A diagnostic score was developed to score the derived load shape, in terms of how well time series properties are retained, when a base load shape is projected to a new load shape.
The diagnostic measure is calculated as a weighted mean absolute percent error (MAPE) of auto correlation or partial auto correlation values of the derived series with respect to the original. The values are calculated for given lag. \(Lag = 0\) is omitted from calculation for auto correlation as it would be always 1. If \(o_i\) and \(d_i\) are the correlation values of original and derived load shape at lag \(i\), then weighted MAPE is calculated as:
\[ wmape = \sum _{i=1}^{lag} { w_i * |(o_i - d_i) / o_i|} \] where \(w_i = \frac{|o_i|}{\sum _{i=1}^{lag}|o_i|}\)
Since \(wmape\) is a measure of error, lower value indicates better preservation of time series property.
South Dakota State University, mdriazahmed.khan@jacks.sdstate.edu↩︎
Comments on Load Shape Scaling
In the logistic method, parameter \(x_0\) controls position of the inflection point. Lower value of \(x_0\) means smaller portion of the data would be multiplied by closer-to-one multipliers and higher value means higher portion of the data would be multiplied by closer-to-one multipliers.
Parameter \(k\) in the logistic method controls the steepness of the sigmoid curve.
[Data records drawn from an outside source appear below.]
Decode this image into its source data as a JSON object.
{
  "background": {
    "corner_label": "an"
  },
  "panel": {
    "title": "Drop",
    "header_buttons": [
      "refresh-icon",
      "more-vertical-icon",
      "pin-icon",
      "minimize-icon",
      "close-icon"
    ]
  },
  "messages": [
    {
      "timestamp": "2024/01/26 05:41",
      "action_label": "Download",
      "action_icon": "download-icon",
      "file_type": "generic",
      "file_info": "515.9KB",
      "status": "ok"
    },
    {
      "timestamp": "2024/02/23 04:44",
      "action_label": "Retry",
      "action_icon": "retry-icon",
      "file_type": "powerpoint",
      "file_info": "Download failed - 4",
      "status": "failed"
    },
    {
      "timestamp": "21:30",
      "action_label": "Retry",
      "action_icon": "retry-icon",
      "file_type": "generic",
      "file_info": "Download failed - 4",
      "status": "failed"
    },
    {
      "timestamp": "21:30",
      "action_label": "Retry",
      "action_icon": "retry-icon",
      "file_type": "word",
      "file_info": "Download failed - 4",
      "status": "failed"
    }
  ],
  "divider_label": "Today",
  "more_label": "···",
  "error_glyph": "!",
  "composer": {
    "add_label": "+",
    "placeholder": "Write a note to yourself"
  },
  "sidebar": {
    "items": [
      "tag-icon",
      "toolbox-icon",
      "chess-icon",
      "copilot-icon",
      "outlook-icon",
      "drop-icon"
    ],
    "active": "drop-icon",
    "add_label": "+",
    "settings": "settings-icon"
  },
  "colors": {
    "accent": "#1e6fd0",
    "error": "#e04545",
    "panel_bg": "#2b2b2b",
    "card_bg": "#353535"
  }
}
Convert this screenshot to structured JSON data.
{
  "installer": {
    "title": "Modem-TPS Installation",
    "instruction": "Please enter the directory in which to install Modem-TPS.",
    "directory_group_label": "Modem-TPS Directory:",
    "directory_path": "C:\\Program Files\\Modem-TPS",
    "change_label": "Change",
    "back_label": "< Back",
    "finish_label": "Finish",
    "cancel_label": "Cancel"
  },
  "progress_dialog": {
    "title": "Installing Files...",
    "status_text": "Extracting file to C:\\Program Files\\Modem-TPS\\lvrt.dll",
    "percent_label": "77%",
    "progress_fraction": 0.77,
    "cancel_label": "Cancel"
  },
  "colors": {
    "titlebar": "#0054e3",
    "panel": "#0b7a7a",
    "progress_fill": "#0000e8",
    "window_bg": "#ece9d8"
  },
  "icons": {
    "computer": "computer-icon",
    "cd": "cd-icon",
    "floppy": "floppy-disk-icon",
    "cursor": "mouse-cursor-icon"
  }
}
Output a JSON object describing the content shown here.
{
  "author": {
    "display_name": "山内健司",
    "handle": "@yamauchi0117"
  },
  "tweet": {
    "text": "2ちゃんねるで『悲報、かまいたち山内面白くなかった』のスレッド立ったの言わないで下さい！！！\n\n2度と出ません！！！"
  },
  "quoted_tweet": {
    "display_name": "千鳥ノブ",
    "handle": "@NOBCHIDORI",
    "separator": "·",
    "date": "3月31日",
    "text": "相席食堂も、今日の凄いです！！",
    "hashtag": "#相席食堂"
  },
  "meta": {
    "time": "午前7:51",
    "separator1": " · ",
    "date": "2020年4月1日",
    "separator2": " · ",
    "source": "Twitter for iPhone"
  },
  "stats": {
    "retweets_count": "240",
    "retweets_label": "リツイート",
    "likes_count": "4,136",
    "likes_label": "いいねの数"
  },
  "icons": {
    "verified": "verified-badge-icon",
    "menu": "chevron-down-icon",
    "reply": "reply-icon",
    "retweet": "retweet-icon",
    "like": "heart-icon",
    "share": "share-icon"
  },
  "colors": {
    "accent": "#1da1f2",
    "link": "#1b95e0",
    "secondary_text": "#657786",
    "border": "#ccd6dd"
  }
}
As \(k\) decreases, the S-shaped curve gets flatter and results approaches that of linear method.
When \(\beta > 0\), (\(target\ load\ factor< base\ load\ factor\)), the multipliers decrease linearly. If target load factor is too small, it results in negative multipliers (i.e negative load). So, projection of a base load shape to new peak and load factor is limited. It is possible to analytically solve the minimum possible target load factor by setting \(m_n=0\):
\[ m_n=0 \]
\[ 1-(n-1)\beta = 0 \] \[ \beta=\frac{1}{n-1}=\frac{\sum_{i=1}^ny_i - n \times f_{target} }{ \sum_{i=1}^n i\ y_i - \sum_{i=1}^ny_i } \]
\[ \sum_{i=1}^ny_i - n \times f_{target} = \frac{\sum_{i=1}^n i\ y_i - \sum_{i=1}^ny_i}{n-1} \]
\[ n \times f_{target} = \sum_{i=1}^ny_i - \frac{\sum_{i=1}^n i\ y_i - \sum_{i=1}^ny_i}{n-1} \] \[ f_{target} = \frac{\sum_{i=1}^ny_i- \big( \sum_{i=1}^n iy_i\big)/n}{n-1} \]
If the target load factor is much bigger than the base load factor, one/both of the followings can occur:
As a linearly increasing function is multiplied by a decreasing function \((y')\), it is possible that the maximum of the product can exceed the maximum value of the base \((y')\), resulting in a different load factor.
As a linearly increasing function is multiplied by a decreasing function \((y')\), it is possible that the product is not strictly decreasing.
For the latter case, a possible solution is to re-order the product array.